Would IOQuake3 be right for my project?

Hello, I am thinking about using IOQuake3 for a project I’m working on, and I was hoping I could get some information to help me decide if this would be a good fit for me or if I should look elsewhere.

I am looking to create a game that look old; like a shooter from the late 90’s. I am creating original art assets, and I would like to be able to sell the final product commercially.
My biggest concern is that I want to do a minimal amount of programming. I have some programming ability, but not a lot, and so I don’t want to do much more than simple tweaking.

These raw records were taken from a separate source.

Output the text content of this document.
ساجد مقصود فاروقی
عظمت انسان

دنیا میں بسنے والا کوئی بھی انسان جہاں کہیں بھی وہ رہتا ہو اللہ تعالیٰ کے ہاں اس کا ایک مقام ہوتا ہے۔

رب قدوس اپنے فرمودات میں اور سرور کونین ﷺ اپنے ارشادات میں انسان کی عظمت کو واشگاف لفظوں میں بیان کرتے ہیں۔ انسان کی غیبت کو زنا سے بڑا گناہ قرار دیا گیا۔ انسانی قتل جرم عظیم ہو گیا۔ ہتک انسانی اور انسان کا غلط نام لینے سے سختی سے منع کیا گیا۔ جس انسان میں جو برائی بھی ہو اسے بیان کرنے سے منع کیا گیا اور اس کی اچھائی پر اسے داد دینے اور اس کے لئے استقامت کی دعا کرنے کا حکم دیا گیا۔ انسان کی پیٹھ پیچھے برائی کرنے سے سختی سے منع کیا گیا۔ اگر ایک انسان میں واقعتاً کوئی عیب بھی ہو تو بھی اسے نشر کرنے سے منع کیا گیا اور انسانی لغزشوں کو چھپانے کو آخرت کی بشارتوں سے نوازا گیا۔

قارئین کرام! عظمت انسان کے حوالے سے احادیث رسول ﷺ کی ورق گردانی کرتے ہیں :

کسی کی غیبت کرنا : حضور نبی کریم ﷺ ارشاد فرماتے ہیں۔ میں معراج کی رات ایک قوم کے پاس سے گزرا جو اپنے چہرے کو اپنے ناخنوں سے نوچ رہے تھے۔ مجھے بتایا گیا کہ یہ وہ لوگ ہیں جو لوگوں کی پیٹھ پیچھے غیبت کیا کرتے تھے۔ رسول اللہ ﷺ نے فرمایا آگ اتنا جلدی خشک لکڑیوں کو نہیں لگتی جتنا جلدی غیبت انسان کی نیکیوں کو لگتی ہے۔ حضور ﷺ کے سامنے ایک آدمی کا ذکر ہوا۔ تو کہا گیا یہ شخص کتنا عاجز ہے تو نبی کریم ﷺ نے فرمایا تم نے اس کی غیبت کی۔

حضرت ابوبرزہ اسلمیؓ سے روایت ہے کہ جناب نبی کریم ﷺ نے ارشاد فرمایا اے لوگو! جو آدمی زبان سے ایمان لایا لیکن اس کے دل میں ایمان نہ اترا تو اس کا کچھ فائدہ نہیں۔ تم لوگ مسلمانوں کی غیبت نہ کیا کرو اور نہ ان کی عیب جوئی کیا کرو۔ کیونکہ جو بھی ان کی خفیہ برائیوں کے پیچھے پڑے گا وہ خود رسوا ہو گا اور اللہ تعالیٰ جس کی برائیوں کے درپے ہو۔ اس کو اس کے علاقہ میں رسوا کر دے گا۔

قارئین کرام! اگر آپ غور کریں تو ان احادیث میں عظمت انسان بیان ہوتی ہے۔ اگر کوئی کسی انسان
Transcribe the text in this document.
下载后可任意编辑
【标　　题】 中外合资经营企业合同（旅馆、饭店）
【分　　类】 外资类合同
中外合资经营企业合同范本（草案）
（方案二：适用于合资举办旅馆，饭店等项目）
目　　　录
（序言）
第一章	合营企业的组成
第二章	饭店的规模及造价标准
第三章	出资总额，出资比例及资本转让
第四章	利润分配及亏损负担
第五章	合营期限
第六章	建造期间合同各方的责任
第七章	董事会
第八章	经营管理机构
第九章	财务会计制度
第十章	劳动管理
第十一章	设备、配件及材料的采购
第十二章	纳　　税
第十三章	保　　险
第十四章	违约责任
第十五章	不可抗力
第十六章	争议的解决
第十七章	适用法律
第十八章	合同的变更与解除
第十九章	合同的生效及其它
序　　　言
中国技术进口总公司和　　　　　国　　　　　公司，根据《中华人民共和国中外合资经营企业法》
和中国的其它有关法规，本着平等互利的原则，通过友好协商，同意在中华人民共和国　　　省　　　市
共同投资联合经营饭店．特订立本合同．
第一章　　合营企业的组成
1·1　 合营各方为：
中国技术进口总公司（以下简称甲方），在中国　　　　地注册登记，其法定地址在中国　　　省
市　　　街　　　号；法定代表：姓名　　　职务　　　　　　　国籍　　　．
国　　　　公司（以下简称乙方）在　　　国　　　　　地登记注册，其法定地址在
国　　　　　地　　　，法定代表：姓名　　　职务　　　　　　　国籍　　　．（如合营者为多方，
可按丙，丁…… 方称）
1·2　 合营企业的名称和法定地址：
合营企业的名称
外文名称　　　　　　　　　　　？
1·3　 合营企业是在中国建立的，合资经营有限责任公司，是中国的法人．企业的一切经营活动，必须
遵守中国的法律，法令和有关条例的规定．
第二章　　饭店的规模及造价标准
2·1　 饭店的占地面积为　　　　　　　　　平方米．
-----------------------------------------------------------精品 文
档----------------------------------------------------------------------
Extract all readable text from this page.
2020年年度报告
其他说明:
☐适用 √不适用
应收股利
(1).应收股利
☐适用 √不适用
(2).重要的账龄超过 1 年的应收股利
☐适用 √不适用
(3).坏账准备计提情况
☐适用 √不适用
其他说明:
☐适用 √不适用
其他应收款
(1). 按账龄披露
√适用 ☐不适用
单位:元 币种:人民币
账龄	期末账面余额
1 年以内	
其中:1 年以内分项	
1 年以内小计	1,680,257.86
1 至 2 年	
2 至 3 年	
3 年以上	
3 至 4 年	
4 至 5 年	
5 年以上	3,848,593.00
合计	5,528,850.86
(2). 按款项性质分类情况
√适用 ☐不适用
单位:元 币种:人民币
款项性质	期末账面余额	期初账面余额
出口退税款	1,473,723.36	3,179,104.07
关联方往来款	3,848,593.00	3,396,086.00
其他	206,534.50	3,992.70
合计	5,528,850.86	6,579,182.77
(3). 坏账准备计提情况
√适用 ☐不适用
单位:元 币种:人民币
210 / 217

I mostly want to just build a mod and not have to code anything more complicated than tweaking the weapons and menu.

To this end, I am not completely certain if using a Quake 3 port is the best route.
The game I am creating is single-player in focus (though I would like to have multiplayer as well.) So just looking at Quake 3, I am unsure if the game even contains the requisite code or if I would have to be creating most of what I need. Enemy behavior more like what is in Quake 2, an inventory system; these things come to mind. I suspect that making items and enemies not respawn would be simple changes, but changing their behavior might not be, unless the behavior was built to be more customizable.

Honestly I feel like a source port of Quake 2 would be more in order for a single-player experience, but I suspect there are a lot of under-the-hood changes made to the engine that make it more reliable and functional.

For a game to be original you’ll need original art, sound, and new code, so minimal programming isn’t going to be possible with any off-the-shelf engine. The only free thing you get with quake 3 that you can distribute is the code.

You can sell something you make with ioquake3, as long as you provide source code to any code changes you make.

If you’re focusing on single player then you might want something like Yamagi Quake 2 as your start.

Thank you; I am aware that I need original art and sound, that’s part of my plan. As you pointed out, I can distribute the code. It’s part of the GPL that the source was released under. It’s why I’m considering using the quake 3 engine.

Thank you for the suggestion. I take it this means that Quake 3 doesn’t come packaged with the code I would need for the single-player experience.

It has some single player code and could be modified, but it isn’t neccesarily going to be the kind of game you’re looking for - one that needs minimal coding - if you’re looking to develop a more traditional level-based shooter experience with many AI enemies per level.